Bauman continued to perform while working as the director of the IHWH. In 1952 he was a soloist with the Westchester Chamber Orchestra Society. In December 1953 he was the narrator for one of the New York Philharmonic's Young People's Concerts. In 1958 he was appointed cantor of Temple Anshe Amunim in Pittsfield, Massachusetts. He was a soloist with the Norwalk Symphony Orchestra in 1959 in a concert celebrating the 85th birthday of Charles Ives. In the 1960s he was the educational director for Essex County, New Jersey Jewish Community Centers for nine years, and taught the course "American Contemporary Culture" at Cornell University. In 1969 he was appointed managing director of Newark Symphony Hall, a position he remained in through 1972. In the 1970s he was an adjunct faculty member at Hampshire College.

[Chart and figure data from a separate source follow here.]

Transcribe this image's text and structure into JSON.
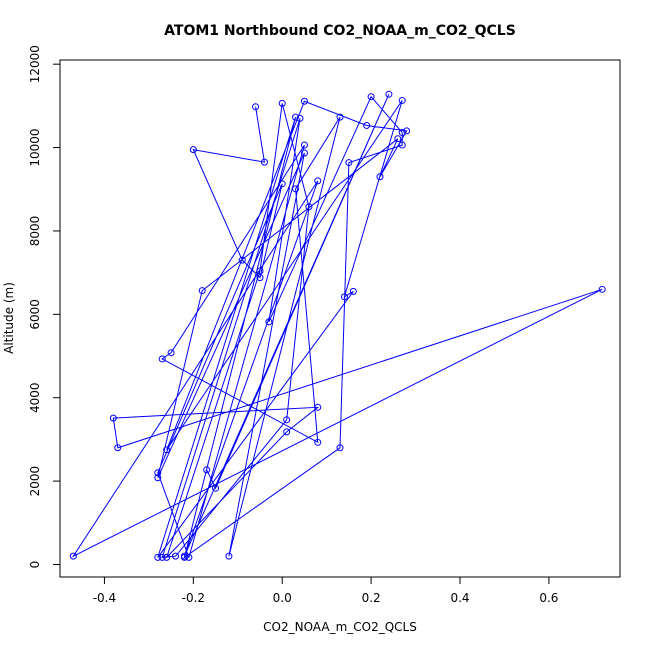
{
  "chart_data": {
    "type": "line",
    "title": "ATOM1 Northbound CO2_NOAA_m_CO2_QCLS",
    "xlabel": "CO2_NOAA_m_CO2_QCLS",
    "ylabel": "Altitude (m)",
    "xlim": [
      -0.5,
      0.76
    ],
    "ylim": [
      -300,
      12100
    ],
    "x_ticks": [
      -0.4,
      -0.2,
      0.0,
      0.2,
      0.4,
      0.6
    ],
    "x_tick_labels": [
      "-0.4",
      "-0.2",
      "0.0",
      "0.2",
      "0.4",
      "0.6"
    ],
    "y_ticks": [
      0,
      2000,
      4000,
      6000,
      8000,
      10000,
      12000
    ],
    "y_tick_labels": [
      "0",
      "2000",
      "4000",
      "6000",
      "8000",
      "10000",
      "12000"
    ],
    "grid": false,
    "legend": "none",
    "color": "#0000ff",
    "series": [
      {
        "x": [
          -0.06,
          -0.04,
          -0.2,
          -0.09,
          -0.05,
          0.0,
          -0.28,
          -0.21,
          0.05,
          -0.25,
          -0.27,
          0.08,
          0.03,
          0.13,
          -0.12,
          0.05,
          -0.28,
          -0.18,
          0.26,
          0.22,
          0.28,
          0.19,
          0.05,
          -0.26,
          0.27,
          0.14,
          0.16,
          -0.28,
          0.03,
          -0.22,
          0.13,
          0.15,
          0.27,
          0.27,
          0.2,
          -0.03,
          0.04,
          -0.27,
          -0.24,
          0.01,
          0.06,
          0.0,
          -0.05,
          -0.26,
          0.01,
          0.08,
          -0.38,
          -0.37,
          0.72,
          -0.47,
          0.08,
          -0.22,
          0.24,
          -0.15,
          -0.17
        ],
        "y": [
          10980,
          9650,
          9950,
          7300,
          6880,
          9130,
          2200,
          170,
          10060,
          5080,
          4930,
          2930,
          9010,
          10730,
          200,
          9870,
          2080,
          6570,
          10210,
          9300,
          10400,
          10530,
          11110,
          2750,
          11130,
          6420,
          6550,
          170,
          10730,
          170,
          2800,
          9640,
          10060,
          10360,
          11220,
          5820,
          10700,
          170,
          200,
          3470,
          8580,
          11060,
          7040,
          170,
          3180,
          3770,
          3510,
          2800,
          6600,
          200,
          9200,
          200,
          11280,
          1830,
          2270
        ]
      }
    ]
  }
}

During the Bach Tercentenary in 1985, he led a tour to the Bach Festival in Leipzig. A few years later, he completed a documentary, The Stations of Bach, in East Germany. The documentary was funded by the National Endowments for the Arts and Humanities and broadcast nationally on PBS in 1990. CUNY TV now owns the documentary and broadcasts it annually on Bach's birthday, March 21.

==Death==
In 2006, Mordecai and Irma published their memoir, titled From our Angle of Repose. He died on May 16, 2007, in Manhattan at the age of 95. He had two sons, Joshua and Marc, with his second wife Irma. His stepson is the jazz musician Chuck Israels (Irma's son from her first marriage).